Query → Cycle 1: Complete → Select → Update
→ Cycle 2: Complete → Select → Update
→ Consolidate Retrieved Set
Creation style: Suppress obvious paths. Explore remote connections.
Gating → Filter direct associations
→ Expand search space
│
▼
Search Cycle
└─ Parallel Mutators
└─ Concept Fusion
└─ Analogical Mapping
└─ Perspective Shifting
│
▼
Signal Spike → Exceeds Threshold? → Inspiration Candidate
│
▼
Ranking: Novelty × Relevance
Incubation: Suppress direct associations. Open remote search space.
Scanning: Search association space. Multiple creative mutators operate in parallel.
Detection: When connection strength surges—register an "Aha!" moment.
Speaking style: Fluent output, grounded in high-level planning.
Receives reasoning skeleton, memory fragments, and inspiration seeds as a generation plan. A self-correction loop catches incoherence early.
Generation Plan → Injection → Phrase Generation
→ Token Optimization
→ Self-Correction
→ Output
Planning Side Execution Side
┌─────────────────┐ ┌─────────────────┐
│ Global │ Structure │ Local │
│ Structure │──────────────────►│ Injection │
├─────────────────┤ ├─────────────────┤
│ Inspiration │ Seeds │ Style │
│ Signals │──────────────────►│ Generation │
├─────────────────┤ ├─────────────────┤
│ Optimization │◄──Feedback────────│ Self-Correction │
│ (Feedback) │ │ │
└─────────────────┘ └─────────────────┘
- The Planning Side constructs the conceptual structure of thought.

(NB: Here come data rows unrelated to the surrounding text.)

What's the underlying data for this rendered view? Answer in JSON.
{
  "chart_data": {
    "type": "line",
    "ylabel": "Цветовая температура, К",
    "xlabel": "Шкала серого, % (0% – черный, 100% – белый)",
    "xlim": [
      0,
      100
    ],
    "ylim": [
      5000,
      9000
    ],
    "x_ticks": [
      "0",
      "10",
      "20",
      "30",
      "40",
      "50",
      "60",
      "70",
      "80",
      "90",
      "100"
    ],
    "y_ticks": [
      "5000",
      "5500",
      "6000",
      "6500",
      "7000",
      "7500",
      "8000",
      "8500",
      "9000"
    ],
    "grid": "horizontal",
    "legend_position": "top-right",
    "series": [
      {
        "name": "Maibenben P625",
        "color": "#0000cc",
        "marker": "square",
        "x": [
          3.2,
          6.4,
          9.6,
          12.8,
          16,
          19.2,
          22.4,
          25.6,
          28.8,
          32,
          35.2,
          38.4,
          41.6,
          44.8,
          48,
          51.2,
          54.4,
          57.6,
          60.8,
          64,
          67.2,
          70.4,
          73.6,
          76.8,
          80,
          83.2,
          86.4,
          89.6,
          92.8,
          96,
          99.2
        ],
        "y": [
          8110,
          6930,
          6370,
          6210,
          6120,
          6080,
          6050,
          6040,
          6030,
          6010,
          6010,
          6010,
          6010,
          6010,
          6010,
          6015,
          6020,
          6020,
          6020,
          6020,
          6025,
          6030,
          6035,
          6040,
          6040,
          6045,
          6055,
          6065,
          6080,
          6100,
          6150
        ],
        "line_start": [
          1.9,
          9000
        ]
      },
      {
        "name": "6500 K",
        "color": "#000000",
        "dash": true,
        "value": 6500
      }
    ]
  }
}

- The Execution Side writes the actual text.
- The Inspiration Module connects both—extracting conceptual atoms from planning and injecting them as seeds into the execution layer.
| Current Paradigm | Resonant-LM Approach |
|---|---|
| Single model, static clock | Multiple cognitive rhythms |
| Memory = Context window | Memory = Explicit retrieval + Consolidation |
| Creativity = Temperature sampling | Creativity = Internal tension |
| Correction = Prompt patching | Correction = Dual-engine feedback |
| Static computation graph | Dynamic rhythmic system |
🔬 Early research. Architecture design phase.
- Core clock system prototype
- Coupled engine implementation
- Independent module validation
- End-to-end joint training
- Benchmark comparison with existing architectures
For those interested in the biological foundations of temporal coding and neural oscillations:
- Lisman, J. & Jensen, O. (2013). The theta-gamma neural code. Neuron, 77(6), 1002-1016.
- Kounios, J. & Beeman, M. (2009). The Aha! moment: The cognitive neuroscience of insight. Current Directions in Psychological Science, 18(4), 210-216.
- Tort, A. B. L., et al. (2010). Measuring phase-amplitude coupling between neuronal oscillations of different frequencies. J Neurophysiology, 104(2), 1195-1210.
- Buzsáki, G. (2006). Rhythms of the Brain. Oxford University Press.
- Austin, J., et al. (2021). Structured denoising diffusion models in discrete state-spaces. NeurIPS.
- Li, X. L., et al. (2022). Counterspeeches up my words! Diffusion-LM improves controllable text generation. NeurIPS.
"Intelligence is not a state—it is a rhythm."